In Modern Studies we try to makes sense of the world around us even though it is very complex. I am fascinated by how society is run, how it changes over time and why it changes and want to help pupils develop that same fascination and enthusiasm.
Modern Studies at its most simple is about asking and answering 3 questions:
What is going on in the world?
Why is it happening?
What can we do about it?
It is this last question that is at the heart of what we do. Encouraging people to take part even if it means no longer being silent and simply asking questions is crucial to any democracy.
I was inspired to become a teacher by my own modern studies teachers and take a lot of pride in the fact that some of my former pupils are now modern studies teachers too!
History: The story of Anne Frank was the first history story I was ever told, it was primary 3 and my teachers name was Ms Miller. She spoke of a young girl who hid in an attic with her family, I pictured her sitting on a chair that was balanced on the rafters. My dad soon filled in the blanks of the story and from that moment I was hooked with History. My love for the subject continued to grow under the influence of my high school history teacher, Mrs Russell and it was the influence of both her and my dad that encouraged me to study history and become a history teacher.
Geography: I have always been fascinated by the interaction of humans and the landscape around them.
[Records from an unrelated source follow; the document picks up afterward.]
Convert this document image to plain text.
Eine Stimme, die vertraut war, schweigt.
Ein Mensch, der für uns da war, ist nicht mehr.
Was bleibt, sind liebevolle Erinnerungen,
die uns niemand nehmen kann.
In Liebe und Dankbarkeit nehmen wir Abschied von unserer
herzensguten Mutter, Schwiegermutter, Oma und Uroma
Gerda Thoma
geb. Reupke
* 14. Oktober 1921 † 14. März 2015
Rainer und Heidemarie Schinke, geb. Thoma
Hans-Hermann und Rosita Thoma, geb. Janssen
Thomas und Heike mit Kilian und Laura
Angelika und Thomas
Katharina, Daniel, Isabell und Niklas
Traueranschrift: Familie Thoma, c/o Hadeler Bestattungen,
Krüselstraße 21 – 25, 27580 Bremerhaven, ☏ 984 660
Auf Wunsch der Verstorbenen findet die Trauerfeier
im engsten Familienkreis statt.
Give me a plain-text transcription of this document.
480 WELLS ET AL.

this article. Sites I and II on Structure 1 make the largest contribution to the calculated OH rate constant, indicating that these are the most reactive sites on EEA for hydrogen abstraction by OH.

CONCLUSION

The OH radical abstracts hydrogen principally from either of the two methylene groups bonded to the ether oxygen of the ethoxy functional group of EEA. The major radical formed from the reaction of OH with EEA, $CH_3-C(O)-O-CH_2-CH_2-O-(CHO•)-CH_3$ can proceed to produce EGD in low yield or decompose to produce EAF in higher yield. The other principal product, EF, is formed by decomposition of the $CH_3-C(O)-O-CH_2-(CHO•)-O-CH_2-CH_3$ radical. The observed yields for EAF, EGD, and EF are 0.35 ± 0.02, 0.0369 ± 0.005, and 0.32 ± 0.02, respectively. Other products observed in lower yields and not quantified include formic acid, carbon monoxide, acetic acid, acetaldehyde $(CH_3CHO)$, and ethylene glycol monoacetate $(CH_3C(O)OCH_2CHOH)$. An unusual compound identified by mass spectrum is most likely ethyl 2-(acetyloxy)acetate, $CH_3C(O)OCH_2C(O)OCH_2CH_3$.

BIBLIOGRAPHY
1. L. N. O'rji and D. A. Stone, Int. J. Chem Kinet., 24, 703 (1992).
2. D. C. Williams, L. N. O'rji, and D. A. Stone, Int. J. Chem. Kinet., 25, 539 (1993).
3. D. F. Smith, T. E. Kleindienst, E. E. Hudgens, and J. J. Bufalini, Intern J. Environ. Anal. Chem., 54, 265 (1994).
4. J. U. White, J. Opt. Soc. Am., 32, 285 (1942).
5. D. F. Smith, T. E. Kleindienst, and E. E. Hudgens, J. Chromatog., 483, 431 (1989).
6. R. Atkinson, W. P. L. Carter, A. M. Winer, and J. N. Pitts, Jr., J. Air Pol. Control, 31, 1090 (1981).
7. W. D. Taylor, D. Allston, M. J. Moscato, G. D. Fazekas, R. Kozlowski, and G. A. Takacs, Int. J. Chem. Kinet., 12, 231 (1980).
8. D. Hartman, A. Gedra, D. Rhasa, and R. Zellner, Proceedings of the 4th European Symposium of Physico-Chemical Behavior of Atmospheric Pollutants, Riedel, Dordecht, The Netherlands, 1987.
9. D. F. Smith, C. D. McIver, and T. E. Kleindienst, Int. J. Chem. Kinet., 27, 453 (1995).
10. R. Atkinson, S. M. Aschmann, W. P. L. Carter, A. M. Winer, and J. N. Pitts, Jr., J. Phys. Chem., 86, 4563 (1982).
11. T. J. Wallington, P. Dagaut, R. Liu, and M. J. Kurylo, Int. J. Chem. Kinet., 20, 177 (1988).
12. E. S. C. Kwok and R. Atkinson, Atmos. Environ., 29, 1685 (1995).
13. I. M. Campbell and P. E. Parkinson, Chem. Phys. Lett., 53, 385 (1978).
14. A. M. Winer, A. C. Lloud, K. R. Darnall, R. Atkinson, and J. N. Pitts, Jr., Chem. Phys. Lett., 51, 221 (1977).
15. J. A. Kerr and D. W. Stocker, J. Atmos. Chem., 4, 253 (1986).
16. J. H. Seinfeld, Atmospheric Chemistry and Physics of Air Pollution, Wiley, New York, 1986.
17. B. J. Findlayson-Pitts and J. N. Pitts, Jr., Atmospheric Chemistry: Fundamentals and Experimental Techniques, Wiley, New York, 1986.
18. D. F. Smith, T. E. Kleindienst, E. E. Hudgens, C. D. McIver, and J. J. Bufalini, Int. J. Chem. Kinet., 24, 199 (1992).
This led me on the path of following my interest in Archeaology and looking at the way humans adapted and used their environment for their development.
Through my experience and influences from my own Geography teachers at school, it was an easy decision to become a teacher and pass on my own enthusiasm and passion for the way the world works. Geography is weaved into our everyday life and it is a genuine pleasure to share these with all who I meet.